Credit Rating & Borrowing
Not disclosed in available documents. However, the company has current borrowings of INR 1,81,203 Lakhs and is currently undergoing a debt resolution process with lenders.
Operational Drivers
Raw Materials
Green leaf purchased from external sources represents the primary raw material cost. Specific percentage of total cost is not disclosed.
Import Sources
India, Uganda, and Kenya, where the company and its subsidiaries operate tea plantations and sourcing units.
Key Suppliers
External green leaf growers and small tea enterprises (Micro and Small Enterprises dues of INR 1,374 Lakhs reported).
Raw Material Costs
Not disclosed as a percentage of revenue. The company relies on external green leaf purchases to supplement its own production.
Strategic Growth
Growth Strategy
The company aims to achieve stability through a debt resolution plan with lenders. Growth will be supported by rationalizing operational costs and leveraging its global footprint in India, Africa, and the Middle East to manage supply and distribution.
Products & Services
Bulk tea and value-added tea products produced from plantations in India and Africa.
Brand Portfolio
McLeod Russel.
Strategic Alliances
D1 Williamson Bio Fuel Limited (Associate, though carrying value is currently Nil).
External Factors
Industry Trends
The tea industry is facing sluggish demand in certain international markets. The company is positioning itself for a turnaround by focusing on debt restructuring and cost control.
Competitive Moat
The company's moat is its position as one of the world's largest tea producers with a diversified geographic footprint across India and Africa, providing a hedge against regional crop failures.

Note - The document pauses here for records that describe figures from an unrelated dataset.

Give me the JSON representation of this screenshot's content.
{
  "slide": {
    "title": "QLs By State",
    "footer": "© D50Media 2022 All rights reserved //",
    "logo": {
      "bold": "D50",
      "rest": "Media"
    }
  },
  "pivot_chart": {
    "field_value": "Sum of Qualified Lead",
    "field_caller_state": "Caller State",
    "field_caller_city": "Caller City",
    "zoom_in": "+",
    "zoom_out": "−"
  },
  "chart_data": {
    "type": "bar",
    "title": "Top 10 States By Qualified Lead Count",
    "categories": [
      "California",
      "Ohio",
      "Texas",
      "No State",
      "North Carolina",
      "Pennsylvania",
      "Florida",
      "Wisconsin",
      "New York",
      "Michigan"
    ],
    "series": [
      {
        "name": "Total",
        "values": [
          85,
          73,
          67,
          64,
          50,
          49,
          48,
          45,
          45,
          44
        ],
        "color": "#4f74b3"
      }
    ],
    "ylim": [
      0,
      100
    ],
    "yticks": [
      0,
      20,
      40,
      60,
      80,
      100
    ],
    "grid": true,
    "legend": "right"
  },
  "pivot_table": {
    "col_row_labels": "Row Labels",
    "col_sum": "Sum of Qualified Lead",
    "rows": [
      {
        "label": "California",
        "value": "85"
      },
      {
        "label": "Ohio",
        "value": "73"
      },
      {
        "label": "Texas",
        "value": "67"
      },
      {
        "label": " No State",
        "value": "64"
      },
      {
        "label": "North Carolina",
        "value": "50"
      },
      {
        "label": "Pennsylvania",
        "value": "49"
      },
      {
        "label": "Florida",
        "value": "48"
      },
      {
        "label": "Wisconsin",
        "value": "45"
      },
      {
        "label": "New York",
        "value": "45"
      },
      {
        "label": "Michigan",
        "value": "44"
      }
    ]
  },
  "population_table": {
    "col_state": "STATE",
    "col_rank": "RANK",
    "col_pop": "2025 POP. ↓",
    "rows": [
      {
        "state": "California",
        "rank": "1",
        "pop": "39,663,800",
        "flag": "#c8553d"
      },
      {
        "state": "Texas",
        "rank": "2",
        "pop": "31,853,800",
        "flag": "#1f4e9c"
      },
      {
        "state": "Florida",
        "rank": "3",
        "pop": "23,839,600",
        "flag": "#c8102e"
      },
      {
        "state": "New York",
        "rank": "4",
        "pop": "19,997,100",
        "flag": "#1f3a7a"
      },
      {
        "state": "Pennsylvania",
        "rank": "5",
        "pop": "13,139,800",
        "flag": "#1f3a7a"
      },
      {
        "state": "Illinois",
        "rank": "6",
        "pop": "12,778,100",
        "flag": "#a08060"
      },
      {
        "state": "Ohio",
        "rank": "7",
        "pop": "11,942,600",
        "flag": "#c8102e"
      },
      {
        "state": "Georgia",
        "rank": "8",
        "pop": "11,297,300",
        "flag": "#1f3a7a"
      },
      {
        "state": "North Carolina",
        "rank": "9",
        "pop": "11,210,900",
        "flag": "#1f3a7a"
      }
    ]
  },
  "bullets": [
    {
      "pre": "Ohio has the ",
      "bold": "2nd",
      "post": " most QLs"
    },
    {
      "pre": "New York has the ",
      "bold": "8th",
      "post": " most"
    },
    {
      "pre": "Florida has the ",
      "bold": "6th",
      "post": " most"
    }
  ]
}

Macro Economic Sensitivity
Sensitive to global tea prices and sluggish market conditions in East Africa, which led to losses in the Uganda subsidiary.
Geopolitical Risks
Operations in Uganda, Kenya, and Dubai expose the company to regional economic volatility and trade barrier risks in the tea export market.
Regulatory & Governance
Industry Regulations
The company is subject to the Companies Act, 2013, with specific concerns raised by auditors regarding Section 185 compliance related to Inter-Corporate Deposits.
Taxation Policy Impact
Current tax liability (net) stood at INR 2,770 Lakhs as of September 30, 2025.
Legal Contingencies
Pending resolution of Inter-Corporate Deposits (ICDs) given to group companies. Predecessor auditors issued an adverse opinion in FY19 regarding the nature of these book entries and potential non-compliance with Section 185.
Risk Analysis
Key Uncertainties
The primary uncertainty is the successful resolution of the parent company's debt and the potential impairment of investments in the Uganda subsidiary (MRUL), which has negative working capital.
Geographic Concentration Risk
Significant concentration in India and East Africa (Uganda/Kenya).
Third Party Dependencies
High dependency on external green leaf suppliers for production volumes.
Credit & Counterparty Risk
Provision for doubtful debts/advances/interest receivable was INR 379 Lakhs in H1 FY26.